В связи с этой моей теорией обнаружилось одно обстоятельство, которое подтвердилось определением времени всех исторических документов, содержащих достаточные астрономические указания. Начало так называемой «истории государств и народов», понимаемой в современном смысле этого слова как последовательное повествование о взаимоотношениях выдающихся личностей с безыменными массами, выделяющими их из себя по закону случайных отклонений от средней нормы, не заходит далеко за эру Диоклетиана (284 год современного нашего исчисления). Ранее этого момента, с которого и начались связные хронологированные записи деяний отдельных лиц, возможна только обезличенная история, т. е. археология, а не «государственная история» человечества со введением в нее религиозного, политического, морального и экономического элементов. Причина такого резкого перехода от археологии к нашей современной истории, где каждая глава пестрит собственными именами общественных вождей, завоевателей; законодателей, изобретателей-и мыслителей, открывающих новые горизонты познания, заключается, очевидно, в том, что только Диоклетианом были установлены официальные придворные летописцы из грамотеев, большей частью евнухов-иноков (первичных монахов), которые записывали на изобретенной в то время папирусной бумаге деяния своих властелинов для их потомков. При царских дворцах возникли летописи, а не в отдаленных пустынях.

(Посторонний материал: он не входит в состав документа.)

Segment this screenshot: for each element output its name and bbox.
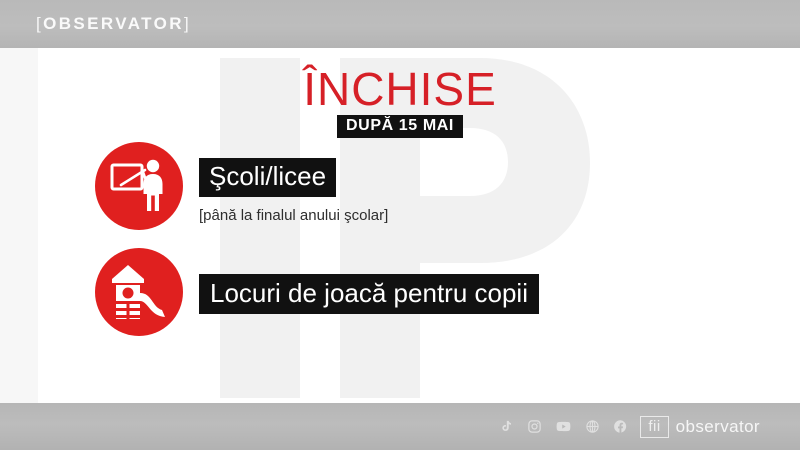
list-item-note: [până la finalul anului şcolar] [199, 207, 388, 224]
social-icons-group [499, 419, 628, 434]
school-teacher-blackboard-icon [95, 142, 183, 230]
web-globe-icon[interactable] [585, 419, 600, 434]
playground-slide-icon [95, 248, 183, 336]
logo-bracket-close: ] [184, 14, 191, 33]
instagram-icon[interactable] [527, 419, 542, 434]
facebook-icon[interactable] [613, 419, 628, 434]
list-item-text: Locuri de joacă pentru copii [199, 248, 539, 314]
list-item-text: Şcoli/licee [până la finalul anului şcol… [199, 142, 388, 224]
slide-canvas: [OBSERVATOR] ÎNCHISE DUPĂ 15 MAI Şcoli/l… [0, 0, 800, 450]
title-block: ÎNCHISE DUPĂ 15 MAI [0, 66, 800, 138]
footer-brand: fii observator [640, 416, 760, 438]
tiktok-icon[interactable] [499, 419, 514, 434]
subtitle-row: DUPĂ 15 MAI [0, 115, 800, 138]
list-item-label: Şcoli/licee [199, 158, 336, 197]
youtube-icon[interactable] [555, 419, 572, 434]
logo-text: OBSERVATOR [43, 14, 184, 33]
observator-logo: [OBSERVATOR] [36, 14, 191, 34]
footer-brand-word: observator [676, 417, 760, 437]
fii-badge: fii [640, 416, 668, 438]
logo-bracket-open: [ [36, 14, 43, 33]
list-item: Şcoli/licee [până la finalul anului şcol… [95, 142, 388, 230]
subtitle-badge: DUPĂ 15 MAI [337, 115, 463, 138]
page-title: ÎNCHISE [0, 66, 800, 112]
list-item-label: Locuri de joacă pentru copii [199, 274, 539, 314]
list-item: Locuri de joacă pentru copii [95, 248, 539, 336]
top-header-bar: [OBSERVATOR] [0, 0, 800, 48]
bottom-footer-bar: fii observator [0, 403, 800, 450]
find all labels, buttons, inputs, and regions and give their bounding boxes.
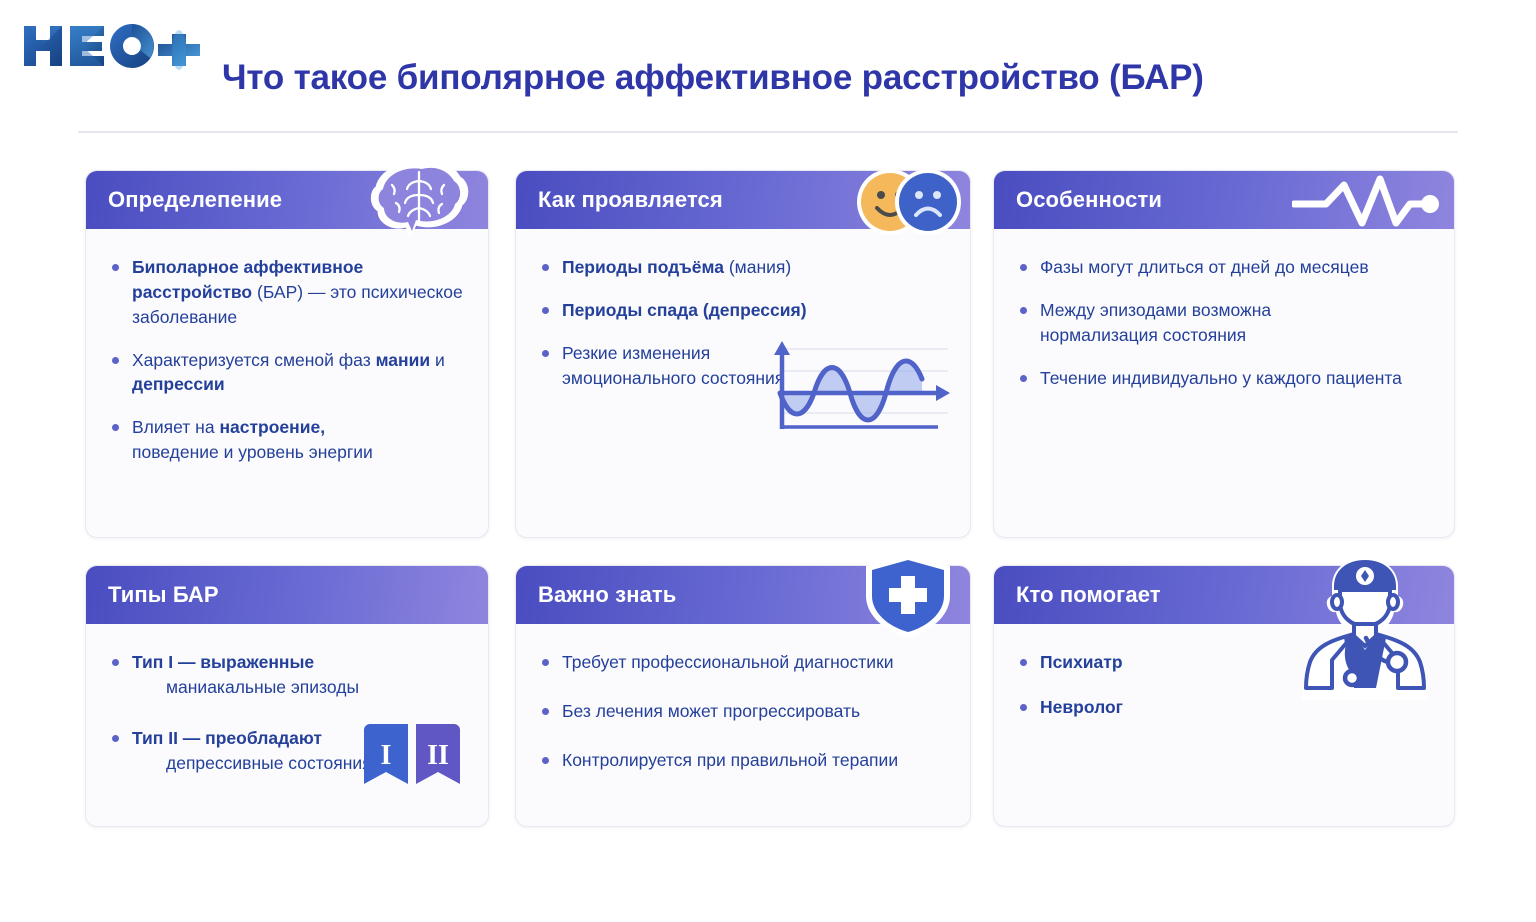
page-header: Что такое биполярное аффективное расстро… [0,0,1536,135]
features-bullet-2: Между эпизодами возможна нормализация со… [1040,300,1271,345]
page-title: Что такое биполярное аффективное расстро… [222,58,1204,98]
who-helps-bullet-2: Невролог [1040,697,1123,717]
definition-bullet-2-lead: мании [376,350,431,370]
card-definition: Определепение [85,170,489,538]
definition-bullet-2-prefix: Характеризуется сменой фаз [132,350,376,370]
symptoms-bullet-3-rest: Резкие изменения эмоционального состояни… [562,343,784,388]
card-definition-title: Определепение [108,187,282,213]
header-divider [78,131,1458,133]
card-who-helps-header: Кто помогает [994,566,1454,624]
card-important-title: Важно знать [538,582,676,608]
brain-icon [364,157,482,241]
svg-text:I: I [381,740,392,771]
types-bullet-1-lead: Тип I — выраженные [132,652,314,672]
who-helps-bullet-1: Психиатр [1040,652,1123,672]
neo-plus-logo [22,20,207,72]
important-bullet-2: Без лечения может прогрессировать [562,701,860,721]
list-item: Влияет на настроение,поведение и уровень… [110,415,464,465]
svg-text:II: II [427,740,449,771]
definition-bullet-3-prefix: Влияет на [132,417,219,437]
card-symptoms-title: Как проявляется [538,187,723,213]
card-features-title: Особенности [1016,187,1162,213]
list-item: Биполарное аффективное расстройство (БАР… [110,255,464,330]
features-bullet-1: Фазы могут длиться от дней до месяцев [1040,257,1369,277]
types-bullet-1-indented: маниакальные эпизоды [132,675,464,700]
card-features-header: Особенности [994,171,1454,229]
card-types-title: Типы БАР [108,582,219,608]
list-item: Периоды спада (депрессия) [540,298,946,323]
card-definition-body: Биполарное аффективное расстройство (БАР… [86,229,488,483]
card-features: Особенности Фазы могут длиться от дней д… [993,170,1455,538]
card-important-header: Важно знать [516,566,970,624]
card-who-helps-title: Кто помогает [1016,582,1161,608]
card-grid: Определепение [0,170,1536,870]
list-item: Психиатр [1018,650,1430,675]
symptoms-bullet-1-lead: Периоды подъёма [562,257,724,277]
definition-bullet-3-lead: настроение, [219,417,325,437]
type-one-two-badge-icon: I II [360,722,470,802]
list-item: Невролог [1018,695,1430,720]
mood-wave-chart-icon [762,335,956,435]
list-item: Требует профессиональной диагностики [540,650,946,675]
card-important-body: Требует профессиональной диагностики Без… [516,624,970,791]
symptoms-bullet-1-rest: (мания) [724,257,791,277]
list-item: Без лечения может прогрессировать [540,699,946,724]
card-important: Важно знать Требует профессиональной диа… [515,565,971,827]
definition-bullet-2-lead2: депрессии [132,374,225,394]
card-symptoms: Как проявляется [515,170,971,538]
who-helps-bullet-list: Психиатр Невролог [1018,650,1430,720]
features-bullet-list: Фазы могут длиться от дней до месяцев Ме… [1018,255,1430,390]
list-item: Тип I — выраженные маниакальные эпизоды [110,650,464,700]
important-bullet-list: Требует профессиональной диагностики Без… [540,650,946,773]
list-item: Характеризуется сменой фаз мании и депре… [110,348,464,398]
definition-bullet-2-mid: и [430,350,445,370]
list-item: Периоды подъёма (мания) [540,255,946,280]
list-item: Контролируется при правильной терапии [540,748,946,773]
definition-bullet-list: Биполарное аффективное расстройство (БАР… [110,255,464,465]
pulse-line-icon [1292,173,1444,231]
list-item: Течение индивидуально у каждого пациента [1018,366,1430,391]
card-types: Типы БАР Тип I — выраженные маниакальные… [85,565,489,827]
symptoms-bullet-2-lead: Периоды спада (депрессия) [562,300,807,320]
list-item: Резкие изменения эмоционального состояни… [540,341,792,391]
card-who-helps-body: Психиатр Невролог [994,624,1454,738]
card-features-body: Фазы могут длиться от дней до месяцев Ме… [994,229,1454,408]
definition-bullet-3-rest: поведение и уровень энергии [132,442,373,462]
important-bullet-1: Требует профессиональной диагностики [562,652,894,672]
list-item: Фазы могут длиться от дней до месяцев [1018,255,1430,280]
card-symptoms-header: Как проявляется [516,171,970,229]
card-who-helps: Кто помогает [993,565,1455,827]
features-bullet-3: Течение индивидуально у каждого пациента [1040,368,1402,388]
card-types-header: Типы БАР [86,566,488,624]
list-item: Между эпизодами возможна нормализация со… [1018,298,1318,348]
important-bullet-3: Контролируется при правильной терапии [562,750,898,770]
types-bullet-2-lead: Тип II — преобладают [132,728,322,748]
card-definition-header: Определепение [86,171,488,229]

В уединенных монастырях полуграмотные иноки могли писать летописи лишь от духа святого, если не уходили в пустыню от той же придворной должности, и были совсем не таковы, как описано у Пушкина в его поэме о Дмитрии Самозванце.
Грамотность, конечно, возникла и развилась много ранее Диоклетиана, но направилась она сначала на составление памяток чисто практического, большей частью торгового, рецептуального и поучительного характеров, а потом на воспроизведение эпических сказаний и личных фантазий, которые выводили на сиену только богов да сверхчеловеческих героев, в которых превращались и затерянные для нас навсегда реальные личности того доисторического
подготовительного времени. Сказка с участием богов и волшебников предшествовала в начавшейся литературе придворной летописи, которая могла возникнуть лишь при. вошедшем в обиход чтении, а до него не имела даже и смысла. А без опоры на летописи история народов в том виде, какова она существует теперь, конечно, немыслима. Мыслима только безличная археология, тем более что и личных имен тогда не было, а существовали лишь прозвища.Таково то основное, что я старался доказать до сих пор, а на вопрос о том, «чем я кончу», теперь мне очень легко ответить.

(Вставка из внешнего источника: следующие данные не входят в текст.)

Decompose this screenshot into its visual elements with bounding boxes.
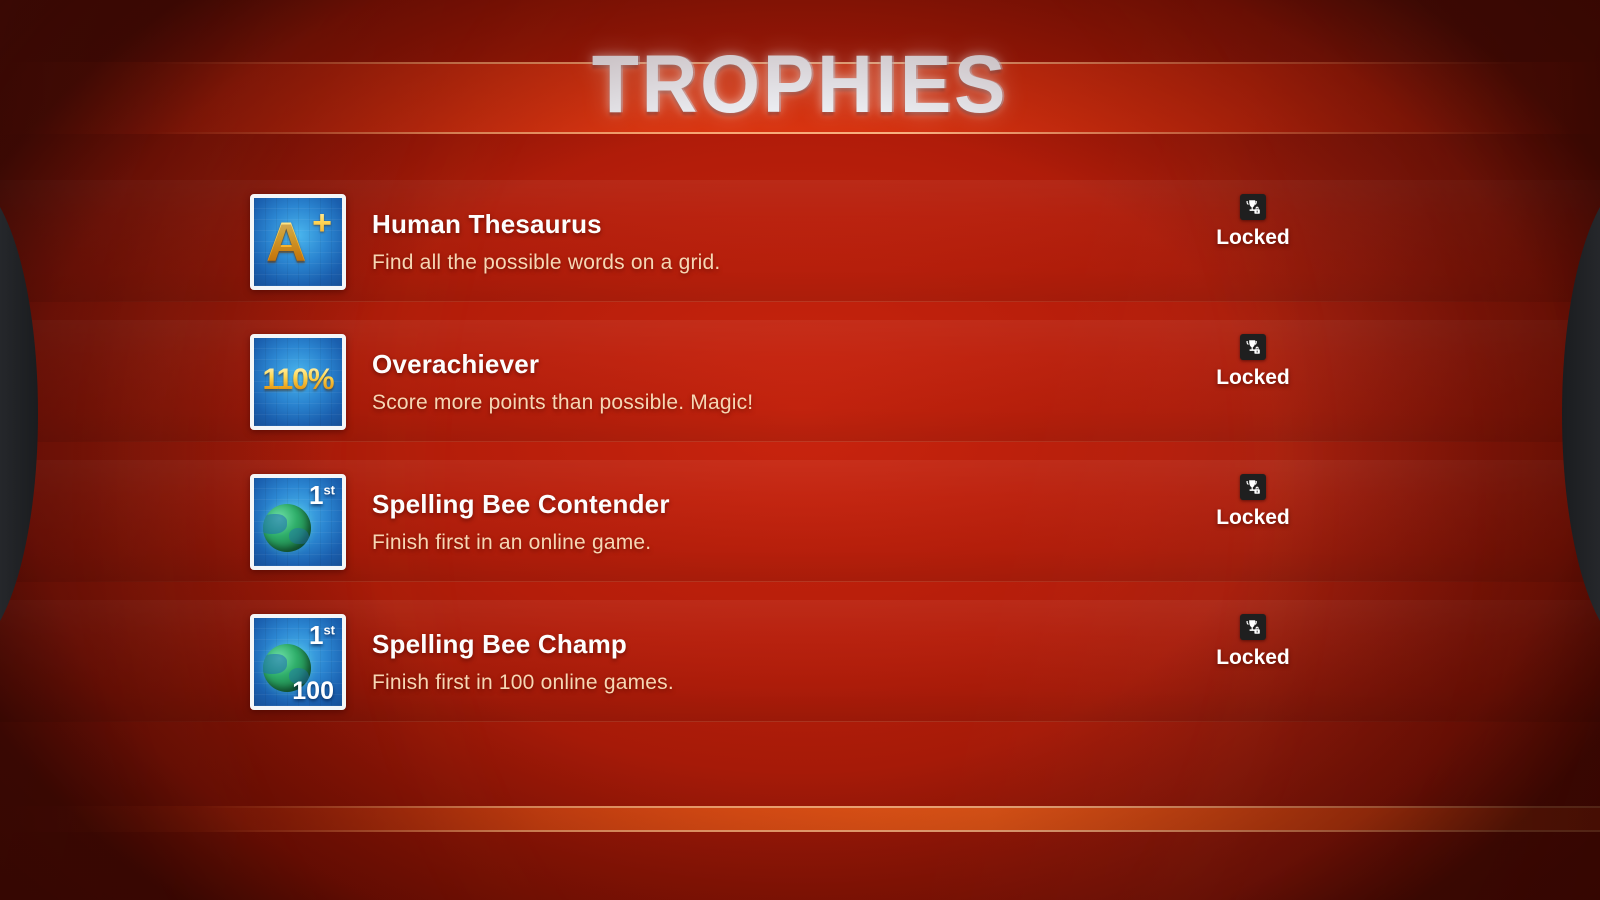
trophy-text-block: Overachiever Score more points than poss… bbox=[372, 349, 753, 415]
trophy-status: Locked bbox=[1193, 334, 1313, 390]
icon-percent-text: 110% bbox=[254, 365, 342, 395]
trophy-status-label: Locked bbox=[1193, 646, 1313, 670]
icon-rank-text: 1st bbox=[309, 622, 335, 648]
trophy-name: Overachiever bbox=[372, 349, 753, 380]
row-background bbox=[0, 320, 1600, 442]
trophy-text-block: Spelling Bee Champ Finish first in 100 o… bbox=[372, 629, 674, 695]
icon-count-text: 100 bbox=[292, 679, 334, 704]
trophy-locked-icon bbox=[1240, 194, 1266, 220]
trophy-name: Human Thesaurus bbox=[372, 209, 720, 240]
icon-rank-text: 1st bbox=[309, 482, 335, 508]
a-plus-icon: A + bbox=[250, 194, 346, 290]
trophy-name: Spelling Bee Champ bbox=[372, 629, 674, 660]
trophy-locked-icon bbox=[1240, 614, 1266, 640]
trophy-locked-icon bbox=[1240, 474, 1266, 500]
page-title: TROPHIES bbox=[48, 44, 1552, 126]
globe-first-place-icon: 1st bbox=[250, 474, 346, 570]
trophy-status: Locked bbox=[1193, 474, 1313, 530]
trophy-status-label: Locked bbox=[1193, 226, 1313, 250]
trophy-description: Find all the possible words on a grid. bbox=[372, 251, 720, 275]
trophy-status: Locked bbox=[1193, 614, 1313, 670]
icon-letter-a: A bbox=[266, 214, 306, 270]
globe-shape bbox=[263, 504, 311, 552]
bottom-accent-streak bbox=[0, 806, 1600, 832]
globe-first-place-100-icon: 1st 100 bbox=[250, 614, 346, 710]
trophy-description: Finish first in an online game. bbox=[372, 531, 670, 555]
trophy-row[interactable]: 1st Spelling Bee Contender Finish first … bbox=[250, 452, 1350, 592]
trophy-text-block: Spelling Bee Contender Finish first in a… bbox=[372, 489, 670, 555]
trophy-locked-icon bbox=[1240, 334, 1266, 360]
trophy-status-label: Locked bbox=[1193, 366, 1313, 390]
trophy-name: Spelling Bee Contender bbox=[372, 489, 670, 520]
trophy-row[interactable]: A + Human Thesaurus Find all the possibl… bbox=[250, 172, 1350, 312]
trophy-row[interactable]: 1st 100 Spelling Bee Champ Finish first … bbox=[250, 592, 1350, 732]
trophy-status: Locked bbox=[1193, 194, 1313, 250]
right-bezel-shape bbox=[1562, 176, 1600, 652]
icon-plus-sign: + bbox=[312, 206, 332, 240]
row-background bbox=[0, 600, 1600, 722]
trophy-row[interactable]: 110% Overachiever Score more points than… bbox=[250, 312, 1350, 452]
trophy-description: Score more points than possible. Magic! bbox=[372, 391, 753, 415]
trophy-description: Finish first in 100 online games. bbox=[372, 671, 674, 695]
row-background bbox=[0, 180, 1600, 302]
trophy-text-block: Human Thesaurus Find all the possible wo… bbox=[372, 209, 720, 275]
trophies-screen: TROPHIES A + Human Thesaurus Find all th… bbox=[0, 0, 1600, 900]
row-background bbox=[0, 460, 1600, 582]
trophy-status-label: Locked bbox=[1193, 506, 1313, 530]
trophy-list: A + Human Thesaurus Find all the possibl… bbox=[250, 172, 1350, 732]
left-bezel-shape bbox=[0, 176, 38, 652]
percent-110-icon: 110% bbox=[250, 334, 346, 430]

В следующем, седьмом, томе «Христа», который будет и последним, если удастся втиснуть в него весь уже. записанный и накопившийся в голове материал, я буду доказывать следующее.
Богатый астрономический материал, заключающийся в месопотамских клинописях, ясно обнаруживает, что все они принадлежат Средним векам, а потому полуисторическим оказывается даже и начало среднеперсидского царства времен Хозроя Ануширвана (531–579). А все, что было ранее его в этой стране, каковы древнеперсидское и псевдовавилонское царства, есть чистый миф или прямо историческое недоразумение. В связи с этим и индийский брамаизм оказывается не древним измышлением тамошних магов, а переносом туда из Византии первичного христианства, сохранившегося там почти в прежнем виде вдали от руководящих центров человеческой культуры, да и ламаизм и конфуцианство— отголоски того же хлынувшего на Восток византийского христианства еще более поздней эпохи.
В записях о кометах, которые я привожу здесь по найденным в Китае псевдолетописям XVII века, читатель найдет первый намек на то, что реальная история и этого государства за пределами Средних веков очень похожа на сказку о египетском белом бычке, приведенную во второй половине этого тома. Всего же курьезнее окажется то, что часть ее как будто выращена в римских, царьградских и даже в парижских оранжереях и только пересажена миссионерами, начиная с цитируемых в этом томе Майльи и Гобиля, на берега Гоанго и Яндзыдзяна.
В первый период византийской истории от Диоклетиана до Льва Иконобойца правильной является только придворная хронология, но никак не характеристика умственной и религиозной жизни того времени. Христианство того периода, который можно назвать дионисианским
, было более похоже на современный индусский брамаизм и сопровождалось теми же самыми вакханалиями, какие описывают классические писатели. Лев III (717–741), представленный нам византийскими церковными писателями как иконобоец, был, в сущности, идолобоец, потому что греческое слово икона просто значит изображение. Он разбивал не иконы, похожие на наши, а статуи тогдашнего дионисианского классического пантеона, одновременно и совместно с агарянами, как предшественниками магометан, начавшихся лишь с Махмуда Газни, как я показываю здесь. Это была одна и та же религия и в Византии, и в Египте, это был второй период эволюции религиозной мысли на Ближнем Востоке.